The Heathrow and Gatwick Express trains both of which have economy and first-class cars offer significant time savings: the Gatwick Express travels to Victoria Station in 30 minutes, while the Heathrow Express takes only 15 minutes to get to Paddington Station. During rush hour, those trips can take triple the time in a taxi.
A round-trip economy-class fare on Gatwick Express is $48 and a round-trip first-class fare is $80. On Heathrow Express, the economy fare is $53 round trip, and the first-class round-trip fare is $83.
Money saved by using these trains is also significant: During rush hour, a cab ride from Heathrow to Paddington can cost as much as $134, without tip, while a cab ride from Gatwick to Victoria Station can cost as much as $150 without tip.

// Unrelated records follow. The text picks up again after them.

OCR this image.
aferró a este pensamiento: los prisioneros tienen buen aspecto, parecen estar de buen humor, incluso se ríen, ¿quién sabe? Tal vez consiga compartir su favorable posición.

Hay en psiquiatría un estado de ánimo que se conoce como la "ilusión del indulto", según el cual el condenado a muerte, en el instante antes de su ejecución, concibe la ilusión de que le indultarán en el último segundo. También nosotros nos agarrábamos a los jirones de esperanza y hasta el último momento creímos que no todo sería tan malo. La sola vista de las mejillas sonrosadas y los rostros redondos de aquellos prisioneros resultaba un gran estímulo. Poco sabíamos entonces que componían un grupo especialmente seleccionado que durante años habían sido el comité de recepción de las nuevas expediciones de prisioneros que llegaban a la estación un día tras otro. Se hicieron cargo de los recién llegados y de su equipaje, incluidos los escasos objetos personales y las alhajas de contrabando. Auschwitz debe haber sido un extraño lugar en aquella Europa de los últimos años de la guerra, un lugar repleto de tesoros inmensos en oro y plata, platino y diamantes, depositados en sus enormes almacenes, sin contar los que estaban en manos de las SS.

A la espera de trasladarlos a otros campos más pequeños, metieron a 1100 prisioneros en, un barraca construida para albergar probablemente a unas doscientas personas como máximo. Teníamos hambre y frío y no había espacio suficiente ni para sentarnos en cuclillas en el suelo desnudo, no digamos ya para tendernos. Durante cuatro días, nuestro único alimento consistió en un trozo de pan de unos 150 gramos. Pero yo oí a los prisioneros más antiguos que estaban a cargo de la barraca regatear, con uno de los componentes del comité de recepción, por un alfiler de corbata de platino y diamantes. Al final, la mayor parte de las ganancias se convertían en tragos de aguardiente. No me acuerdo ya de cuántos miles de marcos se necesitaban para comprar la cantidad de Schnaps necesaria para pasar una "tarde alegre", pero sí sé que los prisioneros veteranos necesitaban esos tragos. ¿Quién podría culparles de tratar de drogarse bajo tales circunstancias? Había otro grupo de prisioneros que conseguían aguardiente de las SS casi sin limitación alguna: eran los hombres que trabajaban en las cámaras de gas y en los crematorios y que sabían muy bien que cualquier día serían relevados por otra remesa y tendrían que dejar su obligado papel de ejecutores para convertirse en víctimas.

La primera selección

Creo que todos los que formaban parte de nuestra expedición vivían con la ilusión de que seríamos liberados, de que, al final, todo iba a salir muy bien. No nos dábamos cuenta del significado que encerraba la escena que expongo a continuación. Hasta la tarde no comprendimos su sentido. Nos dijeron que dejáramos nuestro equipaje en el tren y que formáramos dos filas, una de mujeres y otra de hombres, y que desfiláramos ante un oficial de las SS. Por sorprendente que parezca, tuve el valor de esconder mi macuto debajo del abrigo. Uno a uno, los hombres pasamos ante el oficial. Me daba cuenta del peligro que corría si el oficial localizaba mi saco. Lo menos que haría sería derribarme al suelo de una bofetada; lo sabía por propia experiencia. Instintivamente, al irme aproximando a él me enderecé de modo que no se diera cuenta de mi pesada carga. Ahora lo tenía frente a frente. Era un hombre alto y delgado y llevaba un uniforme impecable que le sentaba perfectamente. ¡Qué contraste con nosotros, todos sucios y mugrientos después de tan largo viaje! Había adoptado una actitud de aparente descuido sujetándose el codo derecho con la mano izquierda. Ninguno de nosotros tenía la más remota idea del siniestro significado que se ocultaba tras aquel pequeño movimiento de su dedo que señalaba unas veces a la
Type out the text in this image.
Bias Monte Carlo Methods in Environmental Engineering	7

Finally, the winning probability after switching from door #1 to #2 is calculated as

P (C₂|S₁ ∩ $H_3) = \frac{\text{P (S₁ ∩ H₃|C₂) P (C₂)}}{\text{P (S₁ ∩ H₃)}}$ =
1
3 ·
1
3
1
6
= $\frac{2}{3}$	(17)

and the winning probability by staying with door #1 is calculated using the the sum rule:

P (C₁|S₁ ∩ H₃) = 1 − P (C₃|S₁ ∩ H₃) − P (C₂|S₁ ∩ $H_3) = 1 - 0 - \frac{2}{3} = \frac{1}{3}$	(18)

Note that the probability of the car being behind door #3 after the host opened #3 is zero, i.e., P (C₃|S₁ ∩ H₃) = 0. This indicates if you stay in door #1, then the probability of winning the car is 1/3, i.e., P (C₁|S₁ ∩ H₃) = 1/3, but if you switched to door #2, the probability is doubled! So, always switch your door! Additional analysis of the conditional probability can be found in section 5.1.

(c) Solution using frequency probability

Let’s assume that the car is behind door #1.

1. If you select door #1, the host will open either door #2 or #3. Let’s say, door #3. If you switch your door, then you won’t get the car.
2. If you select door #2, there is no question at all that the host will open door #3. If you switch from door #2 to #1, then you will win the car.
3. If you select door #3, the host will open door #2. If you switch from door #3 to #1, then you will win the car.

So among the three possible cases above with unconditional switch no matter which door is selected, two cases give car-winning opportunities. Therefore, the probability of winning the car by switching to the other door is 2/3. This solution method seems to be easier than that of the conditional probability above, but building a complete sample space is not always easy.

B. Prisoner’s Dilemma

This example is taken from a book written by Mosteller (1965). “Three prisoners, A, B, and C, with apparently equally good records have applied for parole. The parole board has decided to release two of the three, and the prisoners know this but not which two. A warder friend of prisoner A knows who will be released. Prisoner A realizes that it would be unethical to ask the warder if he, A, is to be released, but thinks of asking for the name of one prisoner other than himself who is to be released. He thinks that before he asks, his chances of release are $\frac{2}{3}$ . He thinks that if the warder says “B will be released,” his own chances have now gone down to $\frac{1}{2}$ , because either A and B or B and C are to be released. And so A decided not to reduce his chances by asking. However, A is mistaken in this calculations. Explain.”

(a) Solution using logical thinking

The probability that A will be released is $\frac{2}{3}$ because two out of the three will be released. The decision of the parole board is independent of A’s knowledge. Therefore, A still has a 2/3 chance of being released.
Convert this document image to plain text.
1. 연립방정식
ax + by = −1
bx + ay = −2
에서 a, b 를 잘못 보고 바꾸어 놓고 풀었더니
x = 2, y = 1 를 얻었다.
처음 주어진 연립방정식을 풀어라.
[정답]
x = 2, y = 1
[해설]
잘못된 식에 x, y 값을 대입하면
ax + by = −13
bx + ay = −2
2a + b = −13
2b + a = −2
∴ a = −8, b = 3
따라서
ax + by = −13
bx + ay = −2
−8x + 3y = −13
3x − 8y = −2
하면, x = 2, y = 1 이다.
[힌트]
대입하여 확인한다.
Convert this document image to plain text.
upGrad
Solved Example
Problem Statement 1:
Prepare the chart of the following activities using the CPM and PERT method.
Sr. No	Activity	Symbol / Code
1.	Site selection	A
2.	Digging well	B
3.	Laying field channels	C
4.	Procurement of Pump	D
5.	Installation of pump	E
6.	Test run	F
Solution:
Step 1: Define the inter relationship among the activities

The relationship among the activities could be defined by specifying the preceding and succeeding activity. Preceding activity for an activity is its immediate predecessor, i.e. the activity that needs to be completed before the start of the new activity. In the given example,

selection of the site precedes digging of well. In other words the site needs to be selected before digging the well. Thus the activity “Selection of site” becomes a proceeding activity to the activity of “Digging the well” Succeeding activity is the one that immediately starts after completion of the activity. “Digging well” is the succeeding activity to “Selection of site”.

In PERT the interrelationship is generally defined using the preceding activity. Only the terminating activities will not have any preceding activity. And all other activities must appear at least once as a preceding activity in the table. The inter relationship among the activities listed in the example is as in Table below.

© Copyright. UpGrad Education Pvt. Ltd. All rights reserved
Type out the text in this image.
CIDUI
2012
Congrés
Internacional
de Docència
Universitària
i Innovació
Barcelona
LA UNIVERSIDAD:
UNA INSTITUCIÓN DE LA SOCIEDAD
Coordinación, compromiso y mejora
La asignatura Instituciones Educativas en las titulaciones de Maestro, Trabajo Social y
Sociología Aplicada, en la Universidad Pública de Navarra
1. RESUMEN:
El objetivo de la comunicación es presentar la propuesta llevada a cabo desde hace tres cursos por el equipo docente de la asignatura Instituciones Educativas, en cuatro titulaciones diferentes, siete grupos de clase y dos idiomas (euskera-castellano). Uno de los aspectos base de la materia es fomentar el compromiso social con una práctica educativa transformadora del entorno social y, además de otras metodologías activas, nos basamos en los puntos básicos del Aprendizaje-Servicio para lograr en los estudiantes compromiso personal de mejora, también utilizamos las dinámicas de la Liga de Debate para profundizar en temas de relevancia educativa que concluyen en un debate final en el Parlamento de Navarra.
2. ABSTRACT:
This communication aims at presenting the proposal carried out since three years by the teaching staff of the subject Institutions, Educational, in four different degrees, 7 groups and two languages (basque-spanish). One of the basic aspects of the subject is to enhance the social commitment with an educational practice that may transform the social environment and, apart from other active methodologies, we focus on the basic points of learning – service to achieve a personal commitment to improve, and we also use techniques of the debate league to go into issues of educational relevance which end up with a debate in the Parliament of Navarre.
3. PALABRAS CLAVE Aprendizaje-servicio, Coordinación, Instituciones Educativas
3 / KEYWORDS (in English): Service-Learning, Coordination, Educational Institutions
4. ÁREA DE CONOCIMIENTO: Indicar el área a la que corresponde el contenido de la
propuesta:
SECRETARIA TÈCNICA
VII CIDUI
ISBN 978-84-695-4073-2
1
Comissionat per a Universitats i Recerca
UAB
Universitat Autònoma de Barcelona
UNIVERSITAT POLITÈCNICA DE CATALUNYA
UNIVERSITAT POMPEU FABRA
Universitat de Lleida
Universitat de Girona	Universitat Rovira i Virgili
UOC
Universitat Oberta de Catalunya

To lure business travelers, Heathrow Express has installed Wi-Fi and cellphone service; Gatwick Express offers cellphone service and refreshments. There is a charge for the Wi-Fi service and refreshments.
The two top providers of shared-ride service are SuperShuttle, which is owned by Veolia Transportation and serves 33 airports in 26 markets in the United States, and Go Airport Shuttle, a group of franchised operators that serve 80 airports in 36 cities in the United States and in Toronto and London.
Both companies set a 15 to 20-minute window of time for passenger pickups, at their home, office or hotel. Passengers travel to the airport in a van with others picked up along the way.
A taxi ride may be faster, but will certainly be more expensive. A one-way SuperShuttle ride to La Guardia from the Waldorf-Astoria hotel in Midtown Manhattan is $14.15, and slightly higher from a Manhattan home or office. SuperShuttle typically requires a pickup three hours before a flight departure.
ShuttleFare.com, a Web site that lets travelers book many types of airport transfers, including those offered by SuperShuttle and Go, recently introduced a corporate discount program that waives its normal $4 service fee per booking, and discounts fares by 7%.